Like the EOE system, "attribution" is liable to be the most profound motivator for contributions to the knowledge repository. That makes autmomatic, accurate attribution a vital part of the system.

Some models would be conceptual. Others would be quantitative. It should also be possible for a model to be totally conceptual and migrate to a quantitative version in stages, being "operational" in some respect every step of the way.

With such a system, arguments would be more oriented towards the validity of the model, or of the data it is based on. Competing models could be presented, and decisions made on something more than fundamental instinct about the "rightness" of a given strategy.


The best argument for or against a given model will be based on real world feedback. If the anticipated result of an intervention is as predicted by the model, then the model will have at least some degree of validity. Although different models may predict different long term effects, at least those which are incorrect in the long term can be negated.

Design Decisions

As in any project, the construction of a model entails a number of design decisions. The ability to track those decisions would also provide a lot of benefit. Most models, for example, need to be simplified in order to be understandable at all. Ideally, the simplifications that were chosen would be recorded in a design journal, along with the reasoning. When the model is questioned at a later date, the original assumptions can be reexamined. If they still seem to be valid, the model can justifiably remain unchanged. If it turns out that the assumption was in error, however, the need for change is clear.

[Note: I've had both kinds of experiences. In some cases the design journal justifies the decision.
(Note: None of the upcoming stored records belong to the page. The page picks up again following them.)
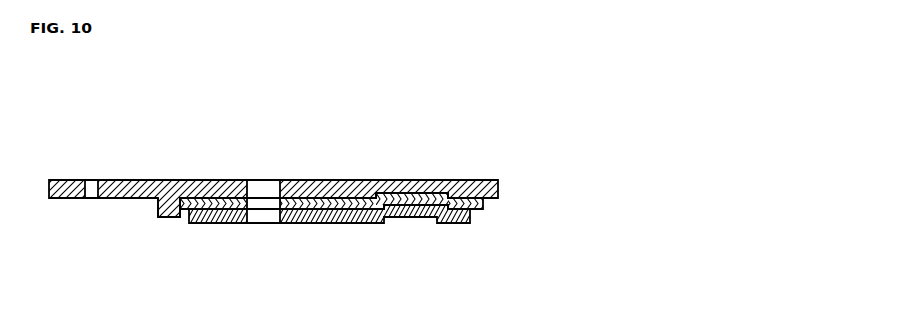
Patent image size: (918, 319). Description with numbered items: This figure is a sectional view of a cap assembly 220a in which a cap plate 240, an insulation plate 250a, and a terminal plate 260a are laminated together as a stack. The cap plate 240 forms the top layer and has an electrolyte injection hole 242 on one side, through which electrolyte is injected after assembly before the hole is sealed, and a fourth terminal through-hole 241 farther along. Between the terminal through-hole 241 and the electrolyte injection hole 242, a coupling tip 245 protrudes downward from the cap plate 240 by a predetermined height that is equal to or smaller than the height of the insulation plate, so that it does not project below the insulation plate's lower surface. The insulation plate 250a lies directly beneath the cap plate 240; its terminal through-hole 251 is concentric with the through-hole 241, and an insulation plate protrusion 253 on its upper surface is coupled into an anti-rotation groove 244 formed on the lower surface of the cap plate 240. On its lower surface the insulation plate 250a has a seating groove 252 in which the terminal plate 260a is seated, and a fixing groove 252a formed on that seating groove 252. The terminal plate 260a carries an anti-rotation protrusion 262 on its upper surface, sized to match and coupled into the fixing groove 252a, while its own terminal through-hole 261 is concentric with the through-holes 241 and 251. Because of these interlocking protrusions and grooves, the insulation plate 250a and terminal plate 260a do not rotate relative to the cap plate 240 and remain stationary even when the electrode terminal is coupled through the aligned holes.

The cap assembly 220a is at (480, 140).
The cap plate 240 is at (497, 180).
The electrolyte injection hole 242 is at (92, 190).
The fourth terminal through-hole 241 is at (263, 190).
The coupling tip 245 is at (159, 209).
The anti-rotation groove 244 is at (399, 192).
The anti-rotation protrusion 262 is at (380, 191).
The insulation plate protrusion 253 is at (430, 193).
The insulation plate 250a is at (483, 205).
The seating groove 252 is at (347, 208).
The fixing groove 252a is at (423, 211).
The terminal through-hole 251 is at (257, 207).
The terminal plate 260a is at (455, 223).
The terminal through-hole 261 is at (272, 218).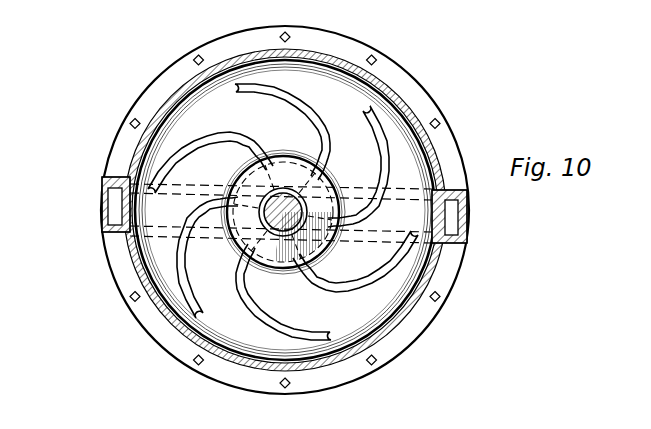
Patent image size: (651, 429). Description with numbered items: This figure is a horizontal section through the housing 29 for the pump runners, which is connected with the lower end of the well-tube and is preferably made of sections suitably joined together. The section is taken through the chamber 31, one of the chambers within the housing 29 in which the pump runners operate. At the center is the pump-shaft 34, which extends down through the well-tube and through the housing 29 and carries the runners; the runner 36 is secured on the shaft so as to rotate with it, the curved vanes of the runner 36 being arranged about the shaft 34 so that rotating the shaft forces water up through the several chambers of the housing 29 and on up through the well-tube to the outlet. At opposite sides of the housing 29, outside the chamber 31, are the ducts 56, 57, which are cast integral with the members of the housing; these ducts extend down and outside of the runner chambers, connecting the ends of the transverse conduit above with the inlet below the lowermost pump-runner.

The housing 29 is at (398, 108).
The chamber 31 is at (407, 158).
The pump-shaft 34 is at (283, 190).
The runner 36 is at (366, 110).
The duct 56 is at (120, 208).
The duct 57 is at (452, 222).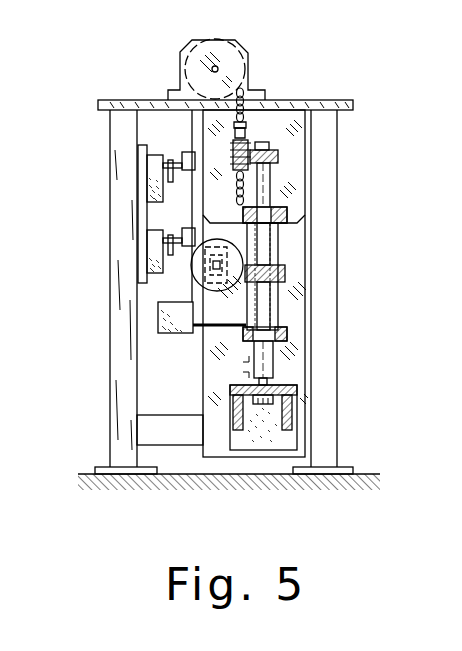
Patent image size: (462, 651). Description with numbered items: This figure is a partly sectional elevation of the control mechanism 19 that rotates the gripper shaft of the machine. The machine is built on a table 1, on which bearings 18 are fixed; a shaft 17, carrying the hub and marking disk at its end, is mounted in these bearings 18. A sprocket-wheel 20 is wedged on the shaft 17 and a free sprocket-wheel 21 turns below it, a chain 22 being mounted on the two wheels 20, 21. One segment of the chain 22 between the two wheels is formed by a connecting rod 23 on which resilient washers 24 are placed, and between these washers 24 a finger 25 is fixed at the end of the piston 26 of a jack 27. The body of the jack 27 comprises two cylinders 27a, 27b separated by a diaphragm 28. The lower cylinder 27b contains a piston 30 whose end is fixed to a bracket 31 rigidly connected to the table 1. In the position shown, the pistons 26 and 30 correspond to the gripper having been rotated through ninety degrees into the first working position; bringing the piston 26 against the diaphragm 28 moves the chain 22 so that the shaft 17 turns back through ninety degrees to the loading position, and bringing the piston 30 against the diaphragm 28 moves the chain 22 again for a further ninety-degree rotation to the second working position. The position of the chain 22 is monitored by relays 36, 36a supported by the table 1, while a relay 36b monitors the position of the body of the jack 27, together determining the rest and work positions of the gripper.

The table 1 is at (355, 104).
The shaft 17 is at (222, 51).
The bearings 18 is at (250, 68).
The control mechanism 19 is at (163, 358).
The sprocket-wheel 20 is at (193, 82).
The free sprocket-wheel 21 is at (196, 272).
The chain 22 is at (143, 146).
The connecting rod 23 is at (248, 132).
The resilient washers 24 is at (240, 167).
The finger 25 is at (277, 156).
The piston 26 is at (272, 196).
The jack 27 is at (283, 254).
The cylinder 27a is at (286, 236).
The cylinder 27b is at (284, 328).
The diaphragm 28 is at (284, 273).
The piston 30 is at (275, 368).
The bracket 31 is at (275, 396).
The relay 36 is at (188, 158).
The relay 36a is at (148, 232).
The relay 36b is at (184, 333).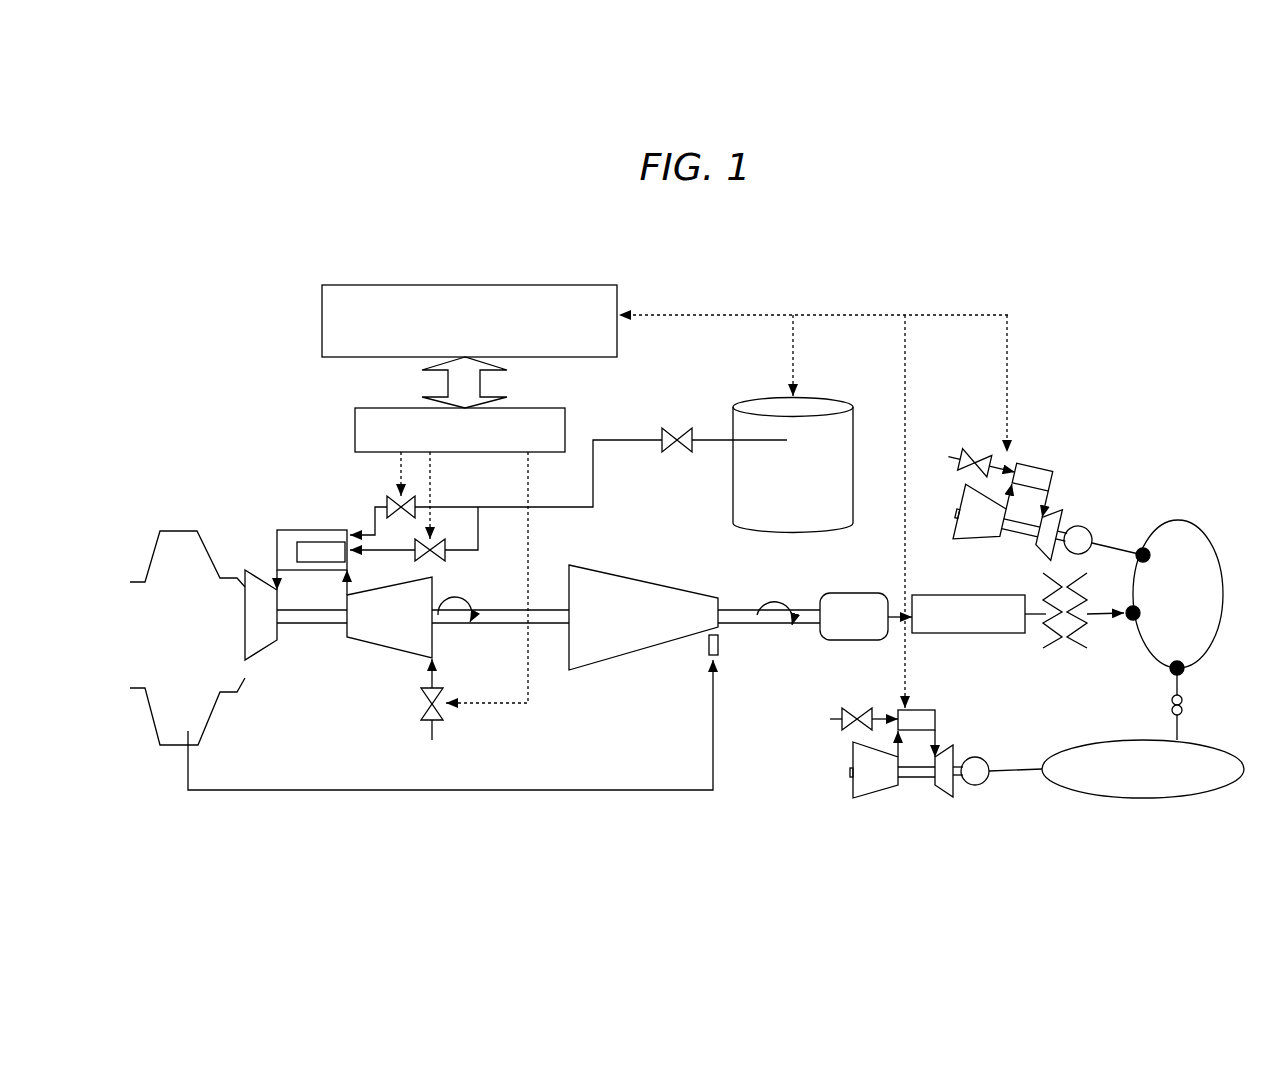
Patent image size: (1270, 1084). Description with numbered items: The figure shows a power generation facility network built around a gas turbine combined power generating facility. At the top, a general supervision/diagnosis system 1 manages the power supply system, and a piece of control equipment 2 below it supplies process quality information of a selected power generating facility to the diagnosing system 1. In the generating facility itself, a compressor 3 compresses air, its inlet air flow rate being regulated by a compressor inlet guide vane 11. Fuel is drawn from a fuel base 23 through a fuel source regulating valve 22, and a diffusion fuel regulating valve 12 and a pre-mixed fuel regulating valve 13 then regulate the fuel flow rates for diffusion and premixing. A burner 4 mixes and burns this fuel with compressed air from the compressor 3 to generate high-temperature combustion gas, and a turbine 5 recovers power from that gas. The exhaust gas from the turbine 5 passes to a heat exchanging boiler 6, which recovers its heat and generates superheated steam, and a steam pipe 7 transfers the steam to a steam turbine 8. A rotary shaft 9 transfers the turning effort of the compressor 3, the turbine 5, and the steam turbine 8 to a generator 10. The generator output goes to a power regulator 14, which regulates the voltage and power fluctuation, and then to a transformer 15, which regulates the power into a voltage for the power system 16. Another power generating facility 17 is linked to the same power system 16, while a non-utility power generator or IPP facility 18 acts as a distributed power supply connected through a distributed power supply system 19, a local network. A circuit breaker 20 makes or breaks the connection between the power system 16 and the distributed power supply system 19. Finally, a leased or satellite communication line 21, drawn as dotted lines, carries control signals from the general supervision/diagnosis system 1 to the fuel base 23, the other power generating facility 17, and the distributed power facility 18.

The general supervision/diagnosis system 1 is at (505, 284).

In others, it points out the long- forgotten reasons, making it possible to easily consent to changes that would otherwise be regarded with deep suspicion.]


A "Dynamic Knowledge Repository" of some kind is critical to augment mankind's ability to solve urgent, complex problems. It is the one area where technology can be brought to bear on that issue, itself an urgent, complex problem, as Doug has made us vivdly aware. An ideal system will be reducible, abstractable, and negatable. It will also track and attribute contributions in the areas of problem definition, data tracking, tactical possibilities, strategic alternatives, model building, feedback, and tracking design decisions.